You need to seek out an estate planning attorney and it might run $1500-$5000k depending on how involved your situation is. Since the trust essentially owns your estate, you avoid probate when when you die. If you need to go on the dole, the trust owns everything so you are not required to spend down or dispose of assets to qualify.

It is extremely important to have these things established and assets transferred to the trust prior to actually needing the protections of a trust so the earlier you things set up the better protected you are. As with doom preps, it’s better to be years early than a single second too late. You also need to be careful how you set things up and trust the people designated as trustees because a trustee has full power to liquidate everything on their signature alone.

Maddie's Mom
Maddie's Mom
January 20, 2015 11:27 am

How does asset stripping work when there is a surviving spouse, if there is no living trust?

Hope@ZeroKelvin
Hope@ZeroKelvin
January 20, 2015 11:38 am

Yes, but, but, but, the weather is great!

@IS: Another option besides trusts are Family Limited Partnerships. Under Texas Law, anything in an FLP, only 1% is “owned” by me as the General Partner LLC and thus subject to creditors, including the fed.gov. All my land/vehicles, etc are in my FLP for that purpose and it is listed as the beneficiary, when allowed, for several investment accounts I have. There is no tax consequences if inherited property flows into this.
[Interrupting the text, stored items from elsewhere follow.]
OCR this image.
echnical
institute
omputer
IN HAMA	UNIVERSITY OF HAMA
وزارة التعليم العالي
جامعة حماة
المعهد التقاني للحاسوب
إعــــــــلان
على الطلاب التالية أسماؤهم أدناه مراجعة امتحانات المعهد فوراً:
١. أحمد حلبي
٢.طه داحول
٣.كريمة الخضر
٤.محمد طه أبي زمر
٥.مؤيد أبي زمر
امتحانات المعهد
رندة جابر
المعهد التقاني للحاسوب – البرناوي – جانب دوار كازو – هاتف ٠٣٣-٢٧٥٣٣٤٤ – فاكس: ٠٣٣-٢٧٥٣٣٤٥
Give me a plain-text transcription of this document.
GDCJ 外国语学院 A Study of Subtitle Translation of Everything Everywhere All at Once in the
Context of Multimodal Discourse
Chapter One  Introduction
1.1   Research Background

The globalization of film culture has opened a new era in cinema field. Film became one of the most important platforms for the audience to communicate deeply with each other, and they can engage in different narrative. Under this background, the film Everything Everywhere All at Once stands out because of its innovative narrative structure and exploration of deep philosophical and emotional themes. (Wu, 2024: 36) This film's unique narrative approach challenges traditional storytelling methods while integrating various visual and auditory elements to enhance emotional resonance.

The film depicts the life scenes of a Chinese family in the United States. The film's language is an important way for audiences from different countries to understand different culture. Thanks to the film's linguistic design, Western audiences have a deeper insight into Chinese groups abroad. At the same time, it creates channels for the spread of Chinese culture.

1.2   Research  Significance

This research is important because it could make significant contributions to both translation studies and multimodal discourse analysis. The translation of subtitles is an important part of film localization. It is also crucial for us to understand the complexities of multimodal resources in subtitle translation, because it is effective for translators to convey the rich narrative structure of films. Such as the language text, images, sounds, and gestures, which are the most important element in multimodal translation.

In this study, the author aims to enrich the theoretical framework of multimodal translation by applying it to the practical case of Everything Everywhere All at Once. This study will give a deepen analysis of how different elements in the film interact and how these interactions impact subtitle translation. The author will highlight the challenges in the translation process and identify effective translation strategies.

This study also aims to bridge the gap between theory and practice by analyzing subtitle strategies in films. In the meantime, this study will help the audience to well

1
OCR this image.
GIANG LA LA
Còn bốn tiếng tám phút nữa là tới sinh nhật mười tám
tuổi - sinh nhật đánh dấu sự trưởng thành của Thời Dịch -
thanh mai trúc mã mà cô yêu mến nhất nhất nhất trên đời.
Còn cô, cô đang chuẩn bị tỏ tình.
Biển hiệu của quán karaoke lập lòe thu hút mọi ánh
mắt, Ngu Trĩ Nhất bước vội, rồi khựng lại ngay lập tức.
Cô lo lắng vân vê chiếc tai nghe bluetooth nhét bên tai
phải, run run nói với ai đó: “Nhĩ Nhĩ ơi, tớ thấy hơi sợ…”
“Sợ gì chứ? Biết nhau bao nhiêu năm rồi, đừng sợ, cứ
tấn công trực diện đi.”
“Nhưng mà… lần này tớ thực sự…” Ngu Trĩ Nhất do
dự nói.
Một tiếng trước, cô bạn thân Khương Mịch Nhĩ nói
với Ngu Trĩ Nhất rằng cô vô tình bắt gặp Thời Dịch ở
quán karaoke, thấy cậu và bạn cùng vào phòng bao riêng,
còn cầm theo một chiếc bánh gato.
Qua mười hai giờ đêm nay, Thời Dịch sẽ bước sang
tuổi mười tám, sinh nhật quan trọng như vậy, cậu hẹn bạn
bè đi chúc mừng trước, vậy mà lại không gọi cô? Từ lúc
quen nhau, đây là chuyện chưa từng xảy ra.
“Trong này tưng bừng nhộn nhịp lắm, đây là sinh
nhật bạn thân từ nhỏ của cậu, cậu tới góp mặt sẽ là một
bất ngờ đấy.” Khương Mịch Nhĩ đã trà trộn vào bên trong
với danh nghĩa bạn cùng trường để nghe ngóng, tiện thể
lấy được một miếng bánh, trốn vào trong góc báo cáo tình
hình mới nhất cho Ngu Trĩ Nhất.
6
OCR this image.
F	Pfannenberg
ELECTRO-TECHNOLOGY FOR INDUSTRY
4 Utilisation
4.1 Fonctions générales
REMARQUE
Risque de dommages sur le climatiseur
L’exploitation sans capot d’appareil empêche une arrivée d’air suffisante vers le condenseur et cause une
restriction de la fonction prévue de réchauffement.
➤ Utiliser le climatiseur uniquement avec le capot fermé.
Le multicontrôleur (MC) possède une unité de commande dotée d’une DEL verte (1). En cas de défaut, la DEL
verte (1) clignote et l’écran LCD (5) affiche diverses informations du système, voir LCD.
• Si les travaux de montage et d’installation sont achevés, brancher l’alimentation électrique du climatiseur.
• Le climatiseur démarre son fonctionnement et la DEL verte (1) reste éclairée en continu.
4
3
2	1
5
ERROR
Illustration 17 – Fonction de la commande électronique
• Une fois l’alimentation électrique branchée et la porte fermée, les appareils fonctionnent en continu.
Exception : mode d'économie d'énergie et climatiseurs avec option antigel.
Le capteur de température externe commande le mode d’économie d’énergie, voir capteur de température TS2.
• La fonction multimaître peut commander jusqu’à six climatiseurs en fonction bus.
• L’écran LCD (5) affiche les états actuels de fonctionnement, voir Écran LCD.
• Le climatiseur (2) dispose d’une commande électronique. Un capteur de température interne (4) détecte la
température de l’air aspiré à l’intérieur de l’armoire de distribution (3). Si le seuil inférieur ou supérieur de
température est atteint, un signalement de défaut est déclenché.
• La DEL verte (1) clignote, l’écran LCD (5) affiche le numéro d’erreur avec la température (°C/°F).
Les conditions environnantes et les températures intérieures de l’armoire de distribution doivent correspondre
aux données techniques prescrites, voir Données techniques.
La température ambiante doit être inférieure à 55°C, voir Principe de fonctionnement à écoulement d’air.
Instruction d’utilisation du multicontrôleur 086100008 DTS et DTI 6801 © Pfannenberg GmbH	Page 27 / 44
It is also VITAL on any IRAs and bank accounts to have your beneficiaries listed as POD (payable upon death) or TOD (transfer upon death). That means whatever is in there automatically flows to the beneficiary without a will or probate. (You have to set up a special “inherited IRA” to do this.)

Of course, a good safe with oodles of cash and gold is also good to leave to your kiddies.

IS’s point about being proactive about this cannot be overstated. I overlooked ONE CD and ONE life insurance policy of my mother stuff (totally $25K max) and I had to spend $3K on lawyers, several days out of work and mucho aggro to get that distributed to my brother and I.

Chicago999444
Chicago999444
January 20, 2015 12:29 pm

Real estate prices in CA, particularly big city areas such as San Fran and Los Angeles, have been completely insane for at least 20 years now. The only places in that state where prices are reasonable are places that no one would want to live because they are too far from the coast, too hot, too arid, and have no access to jobs.

Add the insane costs of living in even half-desirable and semi-blighted areas to CA’s well-known structural problems such as high taxes and perpetual and increasing water shortages that canNOT be cured by stealing still more water from other areas with still more costly water projects, and the lack of jobs for anyone not in IT or other high tech, the only thing a sensible person of middling means or worse can do is JUST LEAVE.

There are dozens of other locales that offer much more opportunity, and a much higher quality of life for less money. There are even many that offer nice weather. Why add yet another body to 38,000,000 already frantically competing for ever-scarcer decent jobs, dwindling water supplies, and 60 year old 650sq ft hovels priced at $500K, when you can go to cities like Nashville, the suburbs of Atlanta, Austin, and dozens of other places with relatively mild climes, increasing employment opportunity, and low prices for splendid homes?